En comprenant cela, vous pouvez facilement comprendre que ce qui vous enrage puisse laisser votre interlocuteur de marbre, par exemple. Bien entendu, ce genre de situation peut donner le sentiment d’être incompris. Dans ce cas, je vous suggère de tenter de mieux comprendre l’autre et de l’aider à vous comprendre. Mais alors, comment bien se faire comprendre lorsque l’autre ne saisit pas ce que nous ressentons ? Nous revenons ici aux points précédents : il est important de communiquer ce que vous ressentez en sélectionnant votre vocabulaire avec soin, en employant un ton bienveillant et en gardant l’esprit humble et ouvert. Toutefois  les parcours de vie étant tellement différents, il est parfois difficile de trouver le pont qui permettra de rejoindre ces deux mondes. Dans ce cas ne tentez pas de rallier à tout prix l’autre à votre cause. Sachez, vous effacer suffisamment dans votre communication pour laisser s’instaurer le premier pas vers la rencontre des pensées.

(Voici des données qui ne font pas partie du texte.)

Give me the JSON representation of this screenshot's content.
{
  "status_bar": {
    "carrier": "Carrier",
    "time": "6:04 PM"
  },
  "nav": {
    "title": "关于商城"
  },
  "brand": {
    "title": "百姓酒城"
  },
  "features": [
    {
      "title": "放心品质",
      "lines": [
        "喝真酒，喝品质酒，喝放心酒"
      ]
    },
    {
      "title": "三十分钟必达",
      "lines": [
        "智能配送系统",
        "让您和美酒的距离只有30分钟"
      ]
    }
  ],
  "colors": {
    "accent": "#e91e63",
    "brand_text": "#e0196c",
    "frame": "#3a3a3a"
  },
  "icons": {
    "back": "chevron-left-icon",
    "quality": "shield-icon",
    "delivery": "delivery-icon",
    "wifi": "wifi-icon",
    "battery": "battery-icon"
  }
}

2.      Pratiquez la parole juste

Comme les principes bouddhistes le suggèrent, optez pour une parole juste. Une parole juste est une parole bienveillante, utile et honnête. Pour appliquer ce principe, il vous suffit de prendre un instant de recul pour vous demander : “ce que je veux dire est-il gentil, c’est-à-dire tourné véritablement vers l’amour de l’autre ? Est-ce utile ? Est-ce vraiment ce que je pense ?”.

Depuis toujours, l’humain a recherché la parole juste. Connaissez-vous les trois principes de la passoire de Socrate ?

En Bref , avant de délivrer une information :

  • s’assurer que l’info soit vérifiée, qu’elle soit vraie.
  • Se poser la question sur la fait que l’info soit tourné vers le bien, qu’elle apporte des aspects positifs
  • Et pour finir, se demander si l’information est utile.

Vous voyez, on connait les paroles de la chanson depuis longtemps mais nous ne fredonnons rarement le bon air.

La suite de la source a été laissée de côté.